The semantics of focus particles requires that they take their associating focus in their scope — a conclusion reinforced by the findings of my dissertation. And yet, there are apparent exceptions to this generalization. A particularly challenging class of such exceptions is where the focus particle is contained within its logical focus associate, a configuration which Kenyon Branan and I call anti-pied-piping. We have identified instances of anti-pied-piping in over 50 different languages from over 30 different genera, and show that anti-pied-piping affects both focus particle placement and focus movement and cannot be the result of a purely post-syntactic operation. We propose a theory of focus particles as late adjoined during cyclic Spell-Out — and focus movement parasitic on particle placement, as in Cable’s “Q-particle” theory — which unifies anti-pied-piping with better-studied pied-piping behavior.

  • Branan and Erlewine, 2022. “Anti-pied-piping.”  
    Manuscript, Leibniz Center for General Linguistics and the National University of Singapore.

I have studied the structural placement of focus particles, in particular exhaustive focus particles in Mandarin Chinese and Vietnamese. I observe that in languages that allow sentential focus particles at different attachment heights on the clausal spine, there is a generalization that a focus particle must be as low as possible while c-commanding its associate, within a given phase. Jacobs (1983) and Büring & Hartmann (2001) describe the distribution of German focus adverbs in similar terms, but its cross-linguistic generality has not been explored and the nature of this “as low as possible” description has not been adequately studied. The sensitivity of this behavior to phase boundaries forms a new argument for the theory of phase-based, cyclic structure-building.
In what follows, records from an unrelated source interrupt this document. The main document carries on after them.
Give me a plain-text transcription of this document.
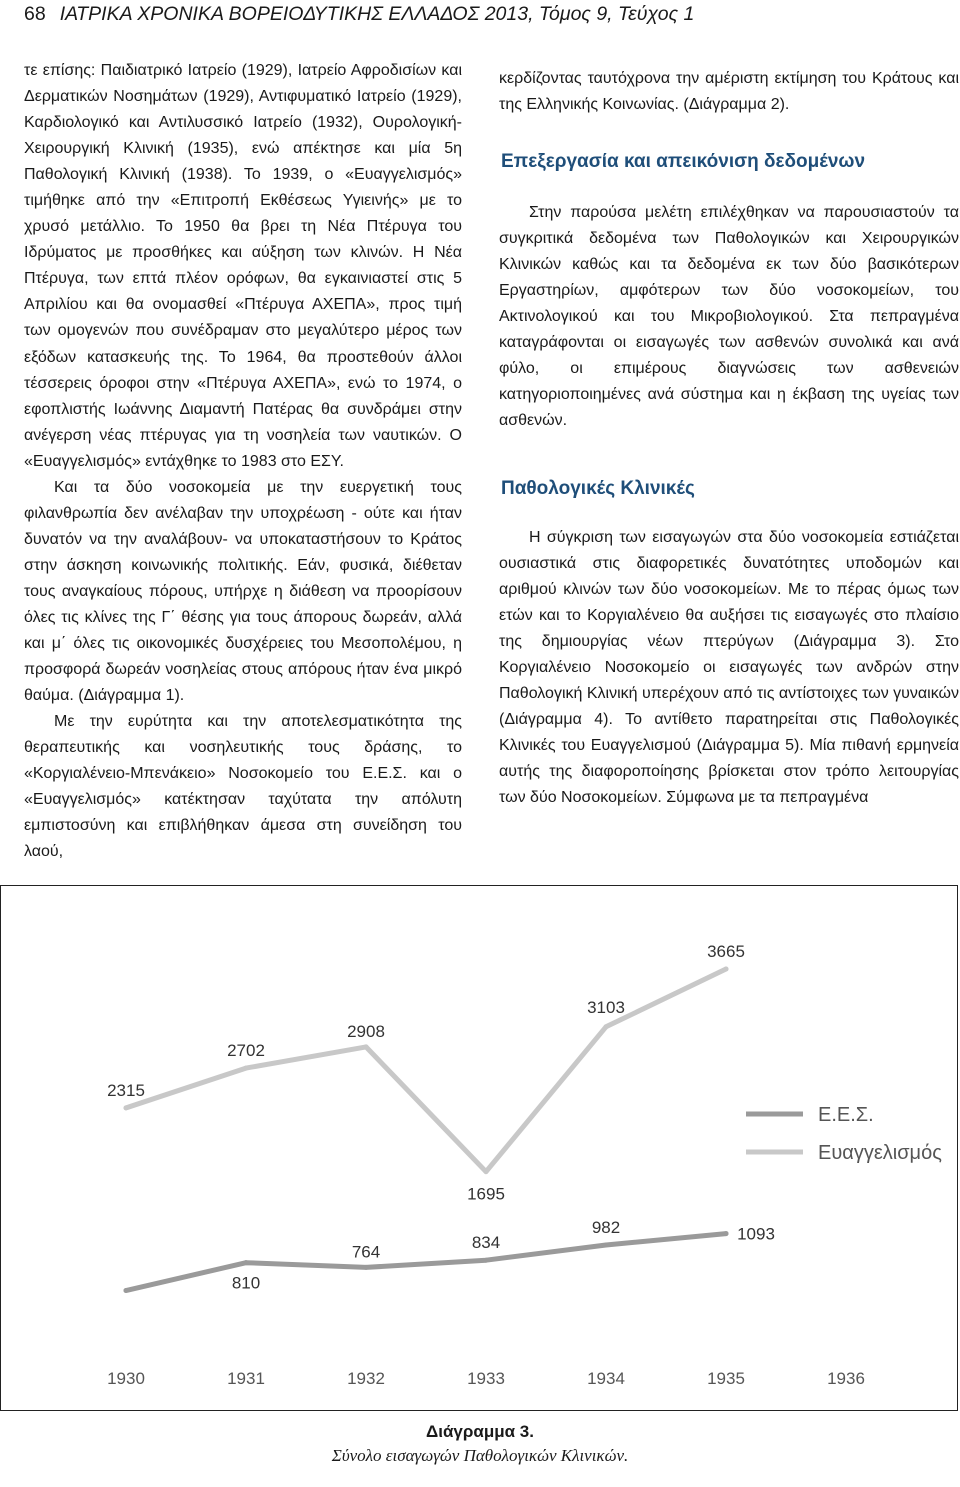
68 ΙΑΤΡΙΚΑ ΧΡΟΝΙΚΑ ΒΟΡΕΙΟΔΥΤΙΚΗΣ ΕΛΛΑΔΟΣ 2013, Τόμος 9, Τεύχος 1

τε επίσης: Παιδιατρικό Ιατρείο (1929), Ιατρείο Αφροδισίων και Δερματικών Νοσημάτων (1929), Αντιφυματικό Ιατρείο (1929), Καρδιολογικό και Αντιλυσσικό Ιατρείο (1932), Ουρολογική-Χειρουργική Κλινική (1935), ενώ απέκτησε και μία 5η Παθολογική Κλινική (1938). Το 1939, ο «Ευαγγελισμός» τιμήθηκε από την «Επιτροπή Εκθέσεως Υγιεινής» με το χρυσό μετάλλιο. Το 1950 θα βρει τη Νέα Πτέρυγα του Ιδρύματος με προσθήκες και αύξηση των κλινών. Η Νέα Πτέρυγα, των επτά πλέον ορόφων, θα εγκαινιαστεί στις 5 Απριλίου και θα ονομασθεί «Πτέρυγα ΑΧΕΠΑ», προς τιμή των ομογενών που συνέδραμαν στο μεγαλύτερο μέρος των εξόδων κατασκευής της. Το 1964, θα προστεθούν άλλοι τέσσερεις όροφοι στην «Πτέρυγα ΑΧΕΠΑ», ενώ το 1974, ο εφοπλιστής Ιωάννης Διαμαντή Πατέρας θα συνδράμει στην ανέγερση νέας πτέρυγας για τη νοσηλεία των ναυτικών. Ο «Ευαγγελισμός» εντάχθηκε το 1983 στο ΕΣΥ.

Και τα δύο νοσοκομεία με την ευεργετική τους φιλανθρωπία δεν ανέλαβαν την υποχρέωση - ούτε και ήταν δυνατόν να την αναλάβουν- να υποκαταστήσουν το Κράτος στην άσκηση κοινωνικής πολιτικής. Εάν, φυσικά, διέθεταν τους αναγκαίους πόρους, υπήρχε η διάθεση να προορίσουν όλες τις κλίνες της Γ΄ θέσης για τους άπορους δωρεάν, αλλά και μ΄ όλες τις οικονομικές δυσχέρειες του Μεσοπολέμου, η προσφορά δωρεάν νοσηλείας στους απόρους ήταν ένα μικρό θαύμα. (Διάγραμμα 1).

Με την ευρύτητα και την αποτελεσματικότητα της θεραπευτικής και νοσηλευτικής τους δράσης, το «Κοργιαλένειο-Μπενάκειο» Νοσοκομείο του Ε.Ε.Σ. και ο «Ευαγγελισμός» κατέκτησαν ταχύτατα την απόλυτη εμπιστοσύνη και επιβλήθηκαν άμεσα στη συνείδηση του λαού,

κερδίζοντας ταυτόχρονα την αμέριστη εκτίμηση του Κράτους και της Ελληνικής Κοινωνίας. (Διάγραμμα 2).

Επεξεργασία και απεικόνιση δεδομένων

Στην παρούσα μελέτη επιλέχθηκαν να παρουσιαστούν τα συγκριτικά δεδομένα των Παθολογικών και Χειρουργικών Κλινικών καθώς και τα δεδομένα εκ των δύο βασικότερων Εργαστηρίων, αμφότερων των δύο νοσοκομείων, του Ακτινολογικού και του Μικροβιολογικού. Στα πεπραγμένα καταγράφονται οι εισαγωγές των ασθενών συνολικά και ανά φύλο, οι επιμέρους διαγνώσεις των ασθενειών κατηγοριοποιημένες ανά σύστημα και η έκβαση της υγείας των ασθενών.

Παθολογικές Κλινικές

Η σύγκριση των εισαγωγών στα δύο νοσοκομεία εστιάζεται ουσιαστικά στις διαφορετικές δυνατότητες υποδομών και αριθμού κλινών των δύο νοσοκομείων. Με το πέρας όμως των ετών και το Κοργιαλένειο θα αυξήσει τις εισαγωγές στο πλαίσιο της δημιουργίας νέων πτερύγων (Διάγραμμα 3). Στο Κοργιαλένειο Νοσοκομείο οι εισαγωγές των ανδρών στην Παθολογική Κλινική υπερέχουν από τις αντίστοιχες των γυναικών (Διάγραμμα 4). Το αντίθετο παρατηρείται στις Παθολογικές Κλινικές του Ευαγγελισμού (Διάγραμμα 5). Μία πιθανή ερμηνεία αυτής της διαφοροποίησης βρίσκεται στον τρόπο λειτουργίας των δύο Νοσοκομείων. Σύμφωνα με τα πεπραγμένα

1930	1931	1932	1933	1934	1935	1936
2315
2702
2908
1695
3103
3665
810
764	834
982	1093
Ε.Ε.Σ.
Ευαγγελισμός
Διάγραμμα 3.
Σύνολο εισαγωγών Παθολογικών Κλινικών.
My student Keng Ji Chow and I have also investigated restrictions on the placement of exh, a covert exhaustive focus operator hypothesized to underly the introduction of scalar implicatures (SI) (Fox 2007, Chierchia et al. 2012, a.o.). Based on the interaction of SI with the presuppositions of also and again, we argue that, for some SI triggers, exh must be as low as possible while taking its trigger in its scope. Our work thus shows that covert exh exhibits syntactic parallels with overt sentential focus particles in German, Mandarin, and Vietnamese, as described above.